An idea from Caddo Parish deserves replication across Louisiana to deal with juvenile crime.

In response to a recent murder allegedly committed by juveniles, the district attorney’s office said, if possible, it would prosecute their parents as well. That response follows a pledge by District Attorney James Stewart, who last year announced his willingness to enforce local curfew ordinances.

Stewart practices what he preaches. Three months after his pronouncement, he followed through with an arrest and subsequent conviction of a mother of two pre-teens accused of a string of crimes. He also has gone after parents who miss court dates dealing with children’s excessive truancy.

Holding parents accountable this way may occur through a two-step procedure: if a crime is committed during the local curfew period for minors, this opens the door for charging parents under state law with improperly supervising a minor. R.S. 14:92.2 spells out this crime, which may happen when parents negligently allow for certain actions to occur, including children out after curfew or truancy, or minors under their care associating with people known to them to engage in certain illegal activities.

Although parents can face fines of hundreds of dollars and/or imprisonment for up to two years, almost all punishable situations defined in the law permit levying 40 hours of probationary community service or parenting classes. Further, for this crime if parents seek professional counseling for their children, they escape any penalty.

These blandishments to make parents take an active oversight role over their children are neither punitive nor heavy-handed. Further, if circumstances prevent the necessary amount of supervision, parents my file an ungovernable juvenile petition with juvenile or district court (only a few parishes have dedicated juvenile courts) and the court will assign a probation officer who will provide rules for that child to follow.

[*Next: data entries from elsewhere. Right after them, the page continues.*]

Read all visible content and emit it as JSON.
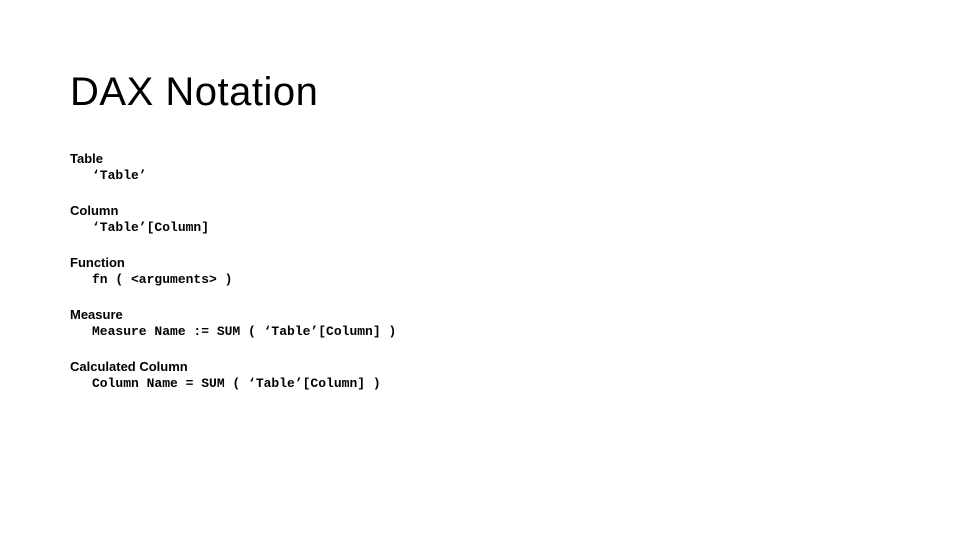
{
  "title": "DAX Notation",
  "sections": [
    {
      "label": "Table",
      "code": "‘Table’"
    },
    {
      "label": "Column",
      "code": "‘Table’[Column]"
    },
    {
      "label": "Function",
      "code": "fn ( <arguments> )"
    },
    {
      "label": "Measure",
      "code": "Measure Name := SUM ( ‘Table’[Column] )"
    },
    {
      "label": "Calculated Column",
      "code": "Column Name = SUM ( ‘Table’[Column] )"
    }
  ]
}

Concerning curfews, parish governing authorities or municipalities may define this according to state law. In Ouachita Parish, for example, that extends Monday through Thursday between the hours of 11 PM and 5 AM of the following day, and on Friday, Saturday and Sunday, between midnight and 5 AM of the following day for anyone under 17. The same applies in Monroe except the Sunday curfew starts at 11 PM. Both have exceptions for certain things such as a family emergency.

As it is, empirical evidence suggests that such laws work to reduce not only intentional crime but also those from accidents such as damage caused by minors illegally operating vehicles. A recent federal government study reviewing a number of studies over the past few decades determined most showed a significant positive impact from minor curfew establishment.

But the state could do more. With over 360 municipalities and parishes needing under current state law to act separately in enacting curfew ordinances (parishes only have the authority in unincorporated areas), to pick up those jurisdictions without a curfew, lawmakers could implement a statewide default curfew that extends beyond its present curfew on minors operating vehicles. This action would close the seeming loophole in state law that imposes parental accountability but only where a curfew law exists in the first place.

This approach could lower the state’s depressing juvenile crime statistics by nipping in the bud tendencies towards escalating criminality. Nationally, in 2016 Louisiana has the third-highest rate of juvenile arrests for aggravated assault, ranked eighth in robberies, had the third-most larcenies, and came in sixth in weapons charges. Because the state only ended up 23rd in arrests for drugs, it didn’t have the highest overall arrest rate for juveniles, finishing fifth at 1,770 per 100,000 children.

A more concerted effort by DAs statewide to tie parents to children’s behavior can help reduce juvenile criminality. Legislators should facilitate this role by providing the tie through a statewide minor curfew law.